If you live in the EU - particularly if you are involved in a business that you think could be hurt by software patents, please please please contact your MEP and educate them about these issues - find your MEP here. Mrs Doyle was responsive to email, but some might respond better to fax or even phone calls. It is particularly important to stress the negative economic impact that software patents will have, and specific examples relating to your business will also be useful.
Dear Mrs Doyle,
Many thanks for your email. I am most grateful to you for your interest and help in this area, particularly since this may not have been an issue familiar to you previously. Please feel free to share my concerns with anybody you think can help, including Mr Wuermeling.
In her article Mrs McCarthy says "At a time when many of our traditional industries are migrating to China and Eastern Europe and when we Europeans are having to rely on our inventiveness to earn our living, it is important for us to have the revenue secured by patents and the licensing out of ideas".
Unfortunately, the only Europeans that are likely to benefit from the proposed changes are those that own stock in large American multi-nationals like Microsoft and IBM, and those that make a living as Intellectual Property lawyers. Europeans who consume software, and Europeans that work for smaller software firms that have neither the time or resources to apply for patents on every trivial idea they come up with, will be the victims.

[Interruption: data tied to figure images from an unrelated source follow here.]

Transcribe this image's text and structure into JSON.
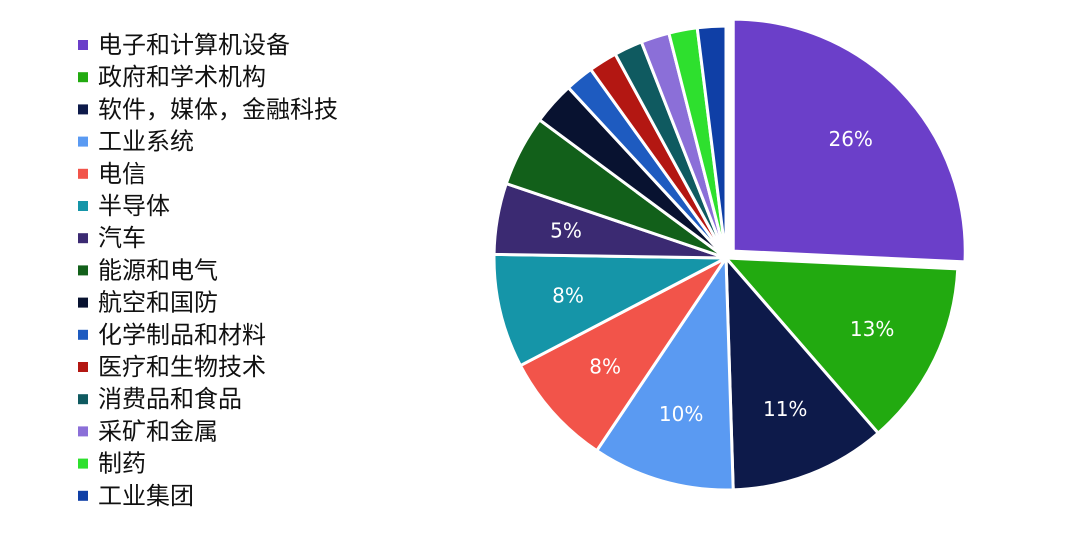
{
  "chart_data": {
    "type": "pie",
    "legend_position": "left",
    "categories": [
      "电子和计算机设备",
      "政府和学术机构",
      "软件，媒体，金融科技",
      "工业系统",
      "电信",
      "半导体",
      "汽车",
      "能源和电气",
      "航空和国防",
      "化学制品和材料",
      "医疗和生物技术",
      "消费品和食品",
      "采矿和金属",
      "制药",
      "工业集团"
    ],
    "values": [
      26,
      13,
      11,
      10,
      8,
      8,
      5,
      5,
      3,
      2,
      2,
      2,
      2,
      2,
      2
    ],
    "data_labels": [
      "26%",
      "13%",
      "11%",
      "10%",
      "8%",
      "8%",
      "5%",
      "",
      "",
      "",
      "",
      "",
      "",
      "",
      ""
    ],
    "colors": [
      "#6B3FC9",
      "#22AA10",
      "#0D1A4A",
      "#5A9AF2",
      "#F2544A",
      "#1595A8",
      "#3B2A72",
      "#12601A",
      "#081230",
      "#1E5BC0",
      "#B31712",
      "#0F5A60",
      "#8B6FD8",
      "#2EE02E",
      "#0F3FA6"
    ],
    "exploded_index": 0
  }
}
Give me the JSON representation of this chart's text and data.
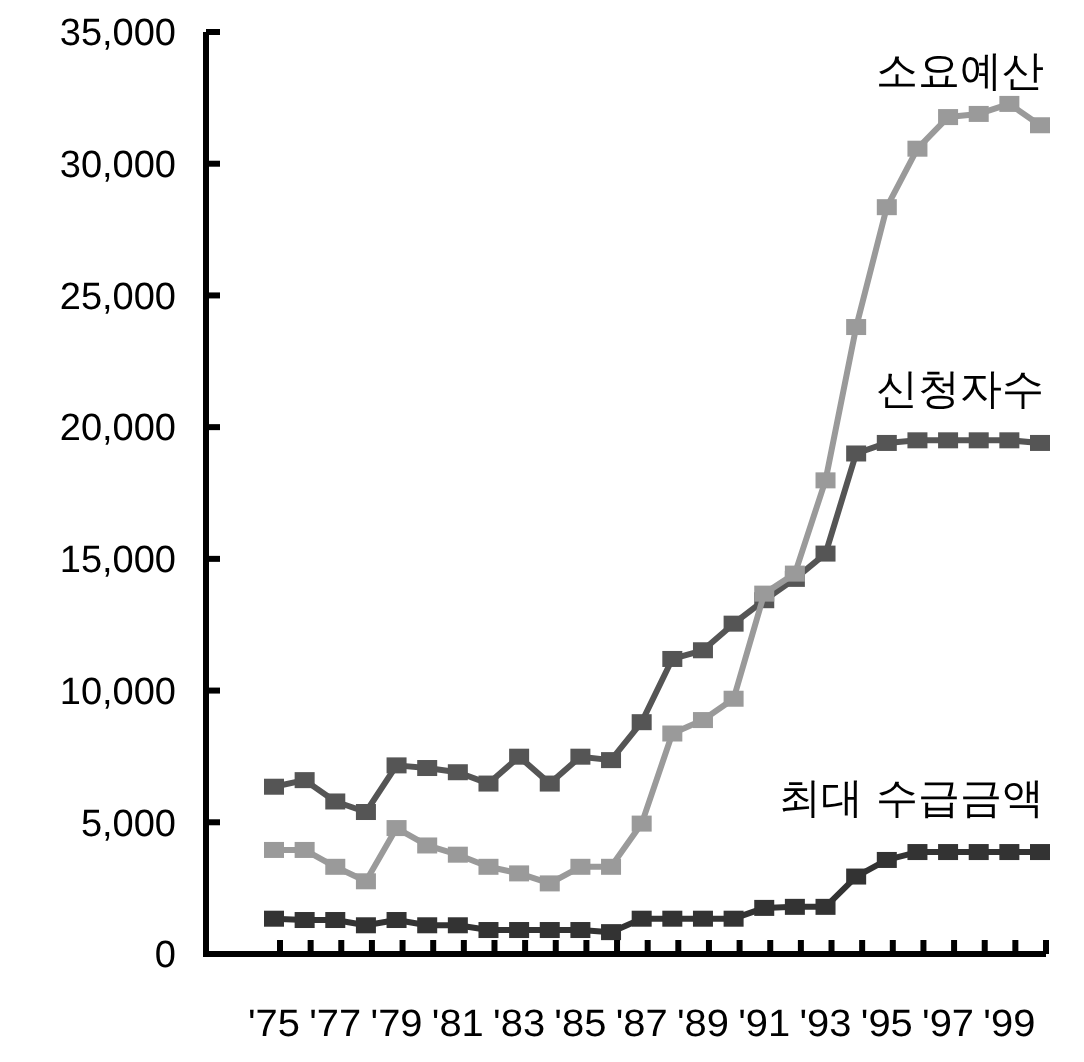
{
  "chart_data": {
    "type": "line",
    "categories": [
      "'75",
      null,
      "'77",
      null,
      "'79",
      null,
      "'81",
      null,
      "'83",
      null,
      "'85",
      null,
      "'87",
      null,
      "'89",
      null,
      "'91",
      null,
      "'93",
      null,
      "'95",
      null,
      "'97",
      null,
      "'99",
      null
    ],
    "ylim": [
      0,
      35000
    ],
    "yticks": [
      {
        "value": 0,
        "label": "0"
      },
      {
        "value": 5000,
        "label": "5,000"
      },
      {
        "value": 10000,
        "label": "10,000"
      },
      {
        "value": 15000,
        "label": "15,000"
      },
      {
        "value": 20000,
        "label": "20,000"
      },
      {
        "value": 25000,
        "label": "25,000"
      },
      {
        "value": 30000,
        "label": "30,000"
      },
      {
        "value": 35000,
        "label": "35,000"
      }
    ],
    "grid": false,
    "marker": "square",
    "line_style": "solid",
    "series": [
      {
        "name": "소요예산",
        "color": "#9a9a9a",
        "values": [
          3950,
          3950,
          3310,
          2760,
          4780,
          4120,
          3770,
          3310,
          3060,
          2680,
          3310,
          3310,
          4950,
          8370,
          8880,
          9690,
          13680,
          14440,
          17980,
          23800,
          28350,
          30570,
          31770,
          31890,
          32270,
          31460
        ]
      },
      {
        "name": "신청자수",
        "color": "#555555",
        "values": [
          6350,
          6600,
          5790,
          5390,
          7160,
          7060,
          6900,
          6470,
          7490,
          6470,
          7490,
          7360,
          8800,
          11200,
          11530,
          12540,
          13430,
          14240,
          15200,
          19000,
          19400,
          19500,
          19500,
          19500,
          19500,
          19400
        ]
      },
      {
        "name": "최대 수급금액",
        "color": "#333333",
        "values": [
          1340,
          1290,
          1290,
          1090,
          1290,
          1090,
          1090,
          910,
          910,
          910,
          910,
          830,
          1340,
          1340,
          1340,
          1340,
          1750,
          1790,
          1790,
          2940,
          3570,
          3870,
          3870,
          3870,
          3870,
          3870
        ]
      }
    ]
  }
}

I can categorically state, as someone that has worked in the software industry for my entire professional life and founded three software companies, one in the UK, one in the US, and one with offices in the US and Ireland, that I have never once seen a software patent being used in a manner that would help anybody's economy. Rather, I have seen them used as a way for large software companies to stifle their competition, not by delivering a better cheaper product to their customers, but by aggressively patenting everything in sight then throwing law suits at their competitors. This article describes exactly how this happens - in that case, it was IBM shaking down Sun in the 1980s:
http://www.forbes.com/asap/2002/0624/044_print.html
Some claim that software patents are ok provided that they aren't on trivial or obvious techniques or innovations within the software industry. The problem is that it can be difficult, or even impossible, to confirm that a software patent application meets these criteria - therefore (as has been seen in the United States) the Patent Office will be under pressure to "pass the buck" by granting the patent and letting the courts sort it out down the line. This encourages exactly the kind of litigation that Intellectual Property lawyers love, but which can drive a small software firm out of business.
Intellectual Property lawyers quickly become experts at taking a simple obvious idea, and turning it into a patent application that totally obfuscates what is being patented, and how simple and obvious it really is. I have seen patents on techniques where even the inventor of the technique in question (not the person who filed for the patent) did not recognize that the patent actually covered their idea!
The software industry has thrived without software patents, and where such patents have been permitted their application has done nothing but inhibit progress and competition within the software industry. If the European Patent system must be harmonized, let it be harmonized to something sensible, lets not blindly emulate the mistakes of the United States.